Economist Wolfgang Kerber was on that panel, too, right?

Exactly. The economist from the University of Marburg has been dealing with the plans of the car manufacturers for “connected cars” for a while now. In the meantime, data & cars is no longer just about repair and maintenance information, but about comprehensive communication of the car with everything. Kerber is not exactly enthusiastic about the car manufacturers’ plans. In his view, they are causing “a whole host of problems” with their handling of data from connected cars. After all, if they have their way, all the data produced will be sent exclusively to the manufacturers’ servers, and they will retain de facto control over access. And with complete control over the data, the manufacturers also control all the secondary markets associated with it. They become gatekeepers.

Oh, that’s a bad word in the competition scene now, when I think of the DMA….

We will come to European law in a moment, but another point is of course still unclear: Why should the manufacturers, of all people, profit particularly from the data that the users, the owners, who have bought the cars for a lot of money, produce with their own behaviour? “My car, my behaviour, my data”, that’s how it could be calculated for a start. And incidentally, many stakeholders want to access this data, not only car repair shops, but also insurance companies, mobility providers and the public sector.

What does the VDA representative think about Kerber’s gatekeeper diagnosis?

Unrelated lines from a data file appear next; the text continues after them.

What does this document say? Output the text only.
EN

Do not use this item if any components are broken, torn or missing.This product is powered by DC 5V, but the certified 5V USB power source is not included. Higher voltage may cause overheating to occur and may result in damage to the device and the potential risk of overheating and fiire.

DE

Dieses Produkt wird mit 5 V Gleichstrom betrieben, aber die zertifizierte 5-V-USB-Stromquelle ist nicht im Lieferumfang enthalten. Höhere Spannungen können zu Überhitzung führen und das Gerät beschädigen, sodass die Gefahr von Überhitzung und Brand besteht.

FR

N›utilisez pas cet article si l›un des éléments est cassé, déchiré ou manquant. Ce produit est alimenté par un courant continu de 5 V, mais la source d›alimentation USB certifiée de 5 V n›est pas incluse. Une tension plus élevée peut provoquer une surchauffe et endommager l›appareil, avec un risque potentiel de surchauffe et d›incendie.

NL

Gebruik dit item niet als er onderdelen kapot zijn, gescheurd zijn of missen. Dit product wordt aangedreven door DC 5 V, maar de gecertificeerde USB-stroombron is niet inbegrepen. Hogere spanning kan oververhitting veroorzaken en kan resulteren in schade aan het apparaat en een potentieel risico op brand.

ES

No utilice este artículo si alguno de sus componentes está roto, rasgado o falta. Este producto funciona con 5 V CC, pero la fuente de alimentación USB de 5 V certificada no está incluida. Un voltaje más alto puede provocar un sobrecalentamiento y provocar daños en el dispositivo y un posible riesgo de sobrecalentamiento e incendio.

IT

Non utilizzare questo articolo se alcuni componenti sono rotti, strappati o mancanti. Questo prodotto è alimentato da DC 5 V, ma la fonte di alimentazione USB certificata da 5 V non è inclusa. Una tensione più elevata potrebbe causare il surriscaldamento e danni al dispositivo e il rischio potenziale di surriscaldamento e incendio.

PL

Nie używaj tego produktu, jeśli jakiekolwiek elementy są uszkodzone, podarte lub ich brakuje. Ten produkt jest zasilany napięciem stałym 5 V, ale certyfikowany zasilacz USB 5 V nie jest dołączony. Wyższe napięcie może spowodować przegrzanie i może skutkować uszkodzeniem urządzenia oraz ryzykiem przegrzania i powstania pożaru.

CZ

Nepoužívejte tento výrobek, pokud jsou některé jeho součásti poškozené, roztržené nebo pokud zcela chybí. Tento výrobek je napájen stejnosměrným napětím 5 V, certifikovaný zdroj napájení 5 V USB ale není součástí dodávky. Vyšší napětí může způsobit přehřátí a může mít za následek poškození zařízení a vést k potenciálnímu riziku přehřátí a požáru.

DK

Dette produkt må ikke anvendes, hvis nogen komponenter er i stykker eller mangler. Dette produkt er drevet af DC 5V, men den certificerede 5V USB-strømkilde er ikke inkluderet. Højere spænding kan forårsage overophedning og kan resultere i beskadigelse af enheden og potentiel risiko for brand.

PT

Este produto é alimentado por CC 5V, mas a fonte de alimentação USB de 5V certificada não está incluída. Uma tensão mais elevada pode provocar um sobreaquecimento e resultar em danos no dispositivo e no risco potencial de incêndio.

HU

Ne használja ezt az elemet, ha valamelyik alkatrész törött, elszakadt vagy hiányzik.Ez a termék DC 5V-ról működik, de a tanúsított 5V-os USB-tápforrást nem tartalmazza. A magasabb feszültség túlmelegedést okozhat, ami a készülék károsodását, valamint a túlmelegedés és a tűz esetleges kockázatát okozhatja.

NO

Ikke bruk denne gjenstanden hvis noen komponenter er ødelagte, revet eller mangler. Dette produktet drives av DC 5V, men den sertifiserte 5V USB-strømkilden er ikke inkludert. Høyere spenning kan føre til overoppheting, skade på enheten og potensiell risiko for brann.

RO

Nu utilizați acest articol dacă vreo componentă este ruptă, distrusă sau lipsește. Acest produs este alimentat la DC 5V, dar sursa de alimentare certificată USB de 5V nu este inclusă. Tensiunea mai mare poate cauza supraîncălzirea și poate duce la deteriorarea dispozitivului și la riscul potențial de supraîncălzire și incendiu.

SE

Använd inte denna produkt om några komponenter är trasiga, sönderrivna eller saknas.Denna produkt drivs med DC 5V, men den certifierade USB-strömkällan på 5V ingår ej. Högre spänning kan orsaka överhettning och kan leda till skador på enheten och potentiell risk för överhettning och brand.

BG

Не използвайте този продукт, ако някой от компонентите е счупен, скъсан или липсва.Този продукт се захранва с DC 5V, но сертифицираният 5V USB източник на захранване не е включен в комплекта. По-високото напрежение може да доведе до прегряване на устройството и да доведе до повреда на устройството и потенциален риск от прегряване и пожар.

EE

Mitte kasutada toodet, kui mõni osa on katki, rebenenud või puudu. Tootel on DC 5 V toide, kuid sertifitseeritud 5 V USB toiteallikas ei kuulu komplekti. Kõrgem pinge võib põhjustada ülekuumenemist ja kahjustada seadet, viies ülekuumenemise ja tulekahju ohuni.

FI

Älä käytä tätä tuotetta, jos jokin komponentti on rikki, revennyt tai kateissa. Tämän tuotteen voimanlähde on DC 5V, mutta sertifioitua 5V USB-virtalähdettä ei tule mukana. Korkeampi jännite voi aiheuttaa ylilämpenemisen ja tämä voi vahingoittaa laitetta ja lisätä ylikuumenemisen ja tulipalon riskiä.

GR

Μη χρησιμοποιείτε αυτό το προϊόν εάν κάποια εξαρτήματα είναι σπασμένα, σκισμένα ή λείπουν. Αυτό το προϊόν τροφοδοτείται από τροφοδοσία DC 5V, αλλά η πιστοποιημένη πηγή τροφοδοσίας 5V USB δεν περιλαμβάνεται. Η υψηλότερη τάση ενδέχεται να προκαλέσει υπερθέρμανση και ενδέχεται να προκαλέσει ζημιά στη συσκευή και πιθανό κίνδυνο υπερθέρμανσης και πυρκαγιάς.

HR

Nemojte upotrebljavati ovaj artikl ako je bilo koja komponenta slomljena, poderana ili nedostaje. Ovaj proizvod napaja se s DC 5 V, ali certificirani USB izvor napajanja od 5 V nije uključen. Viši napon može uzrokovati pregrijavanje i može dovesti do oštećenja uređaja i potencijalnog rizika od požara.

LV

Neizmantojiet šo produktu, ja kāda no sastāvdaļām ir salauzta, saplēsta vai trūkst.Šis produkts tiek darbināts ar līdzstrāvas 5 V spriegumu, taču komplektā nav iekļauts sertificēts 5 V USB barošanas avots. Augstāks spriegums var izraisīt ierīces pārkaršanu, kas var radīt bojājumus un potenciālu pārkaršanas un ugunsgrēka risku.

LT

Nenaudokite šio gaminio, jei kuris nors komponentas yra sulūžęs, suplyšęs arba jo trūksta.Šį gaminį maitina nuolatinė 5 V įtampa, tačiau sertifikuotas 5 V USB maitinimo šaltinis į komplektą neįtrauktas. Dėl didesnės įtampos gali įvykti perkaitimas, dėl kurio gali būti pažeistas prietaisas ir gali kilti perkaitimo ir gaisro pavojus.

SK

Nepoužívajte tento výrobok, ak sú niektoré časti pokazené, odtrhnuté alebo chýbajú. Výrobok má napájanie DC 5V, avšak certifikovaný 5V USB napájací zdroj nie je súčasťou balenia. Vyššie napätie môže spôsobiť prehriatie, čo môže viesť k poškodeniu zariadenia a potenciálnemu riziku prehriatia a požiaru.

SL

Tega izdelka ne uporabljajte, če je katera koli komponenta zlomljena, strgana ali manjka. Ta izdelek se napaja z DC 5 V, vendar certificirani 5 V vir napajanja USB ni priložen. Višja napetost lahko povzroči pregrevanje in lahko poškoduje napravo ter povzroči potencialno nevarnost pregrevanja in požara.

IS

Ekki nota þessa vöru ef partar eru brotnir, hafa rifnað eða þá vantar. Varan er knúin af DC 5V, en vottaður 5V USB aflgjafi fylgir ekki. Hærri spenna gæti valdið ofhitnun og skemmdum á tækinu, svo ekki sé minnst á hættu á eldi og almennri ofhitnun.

Mr Göthel “was not amused”, I say. He emphasised the trustworthiness and security of the data for the model preferred by the manufacturers. Against the background of the emissions scandal, the argument of “trustworthy data” by car manufacturers was accepted by the audience partly with a wink. But well, of course it is also about profit interests and, it must be fairly emphasised, about investment incentives.

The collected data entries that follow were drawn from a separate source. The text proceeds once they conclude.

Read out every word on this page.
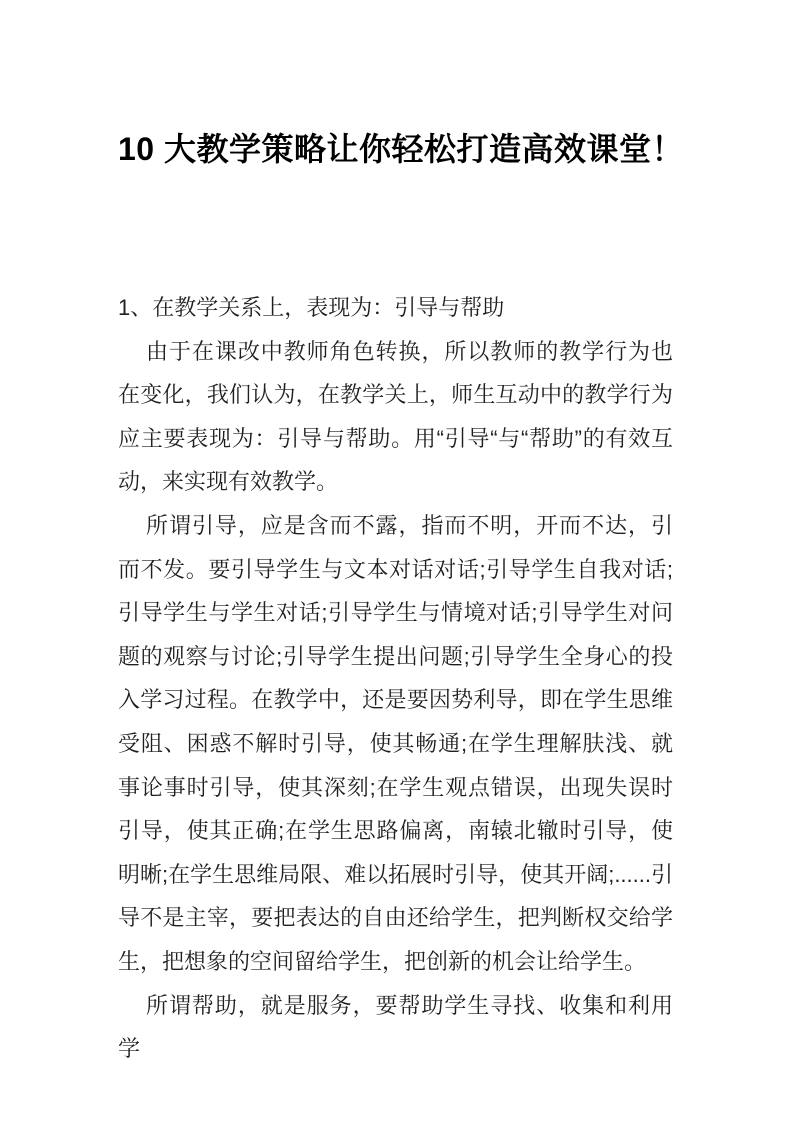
10 大教学策略让你轻松打造高效课堂！

1、在教学关系上，表现为：引导与帮助

由于在课改中教师角色转换，所以教师的教学行为也在变化，我们认为，在教学关上，师生互动中的教学行为应主要表现为：引导与帮助。用“引导“与“帮助”的有效互动，来实现有效教学。

所谓引导，应是含而不露，指而不明，开而不达，引而不发。要引导学生与文本对话对话;引导学生自我对话;引导学生与学生对话;引导学生与情境对话;引导学生对问题的观察与讨论;引导学生提出问题;引导学生全身心的投入学习过程。在教学中，还是要因势利导，即在学生思维受阻、困惑不解时引导，使其畅通;在学生理解肤浅、就事论事时引导，使其深刻;在学生观点错误，出现失误时引导，使其正确;在学生思路偏离，南辕北辙时引导，使明晰;在学生思维局限、难以拓展时引导，使其开阔;......引导不是主宰，要把表达的自由还给学生，把判断权交给学生，把想象的空间留给学生，把创新的机会让给学生。

所谓帮助，就是服务，要帮助学生寻找、收集和利用学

But now to European law, what is happening there?

The EU Data Act is just around the corner! Is this perhaps the salvation? Malte Beyer-Katzenberger from the European Commission is of course convinced, unfortunately without going into too much detail, what exactly awaits us on 23 February 2022 when the Commission’s proposal for the Data Act is due to be presented – the first leaks have already occurred, by the way, but Beyer-Katzenberger asked in a very funny tweet that we should please, like good children who discover their Christmas presents prematurely, put them back and not let on.

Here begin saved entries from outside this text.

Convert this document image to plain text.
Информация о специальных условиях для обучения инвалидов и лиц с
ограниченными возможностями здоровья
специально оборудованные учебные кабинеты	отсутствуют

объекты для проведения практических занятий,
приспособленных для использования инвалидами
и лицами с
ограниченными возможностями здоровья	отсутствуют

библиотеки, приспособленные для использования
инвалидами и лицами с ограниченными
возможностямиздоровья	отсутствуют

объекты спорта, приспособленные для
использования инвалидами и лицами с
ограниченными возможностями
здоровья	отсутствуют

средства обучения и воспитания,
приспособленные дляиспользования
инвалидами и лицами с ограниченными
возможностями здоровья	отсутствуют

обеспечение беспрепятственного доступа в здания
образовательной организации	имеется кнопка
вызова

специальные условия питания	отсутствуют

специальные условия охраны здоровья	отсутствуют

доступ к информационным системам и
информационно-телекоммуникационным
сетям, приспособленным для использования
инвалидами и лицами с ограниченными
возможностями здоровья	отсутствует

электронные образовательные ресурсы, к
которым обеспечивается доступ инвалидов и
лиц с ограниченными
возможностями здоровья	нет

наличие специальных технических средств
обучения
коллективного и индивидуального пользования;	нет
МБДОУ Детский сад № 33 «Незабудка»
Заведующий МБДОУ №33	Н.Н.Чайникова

In any case, there will be several ways to improve access to data. Among other things, the Data Act is to be based on the user’s right of portability. That sounds good at first, but it also reminds me of the great portability right from Article 20 of the GDPR. Don’t you know it? Exactly.

But the problems were probably seen, says Beyer-Katzenberger. If the portability right is technically well implemented and automatically available in real time, then it can work. The PSD-2 directive with the mandatory open interface for payment services demonstrates this.

What next?

Most agree that access must be created. The Data Act proposal will structure the discussion, but the search for the best means to achieve this remains a difficult project. Now it’s up to regulators and market participants to start from different angles, to try out different things and, above all, to continue exchanging ideas on whether the bold ideas of theory also live up to reality. The experimental sandboxes, set up by the NRW MWIDE Ministry, could now provide insights – i.e. legal experiments in the real-live world. Many people find this creepy, but we remain curious to see how it turns out!

For the recording of the entire event, click here: YouTube

Clemens Pfeifer is a researcher at the Chair of Civil Law, German and European Competition Law and a doctoral student with professor Podszun at Heinrich Heine University Düsseldorf. He contributed to the aforementioned study “Handwerk in der Digitalisierung – Zugang zu Daten, Software und Plattformen”.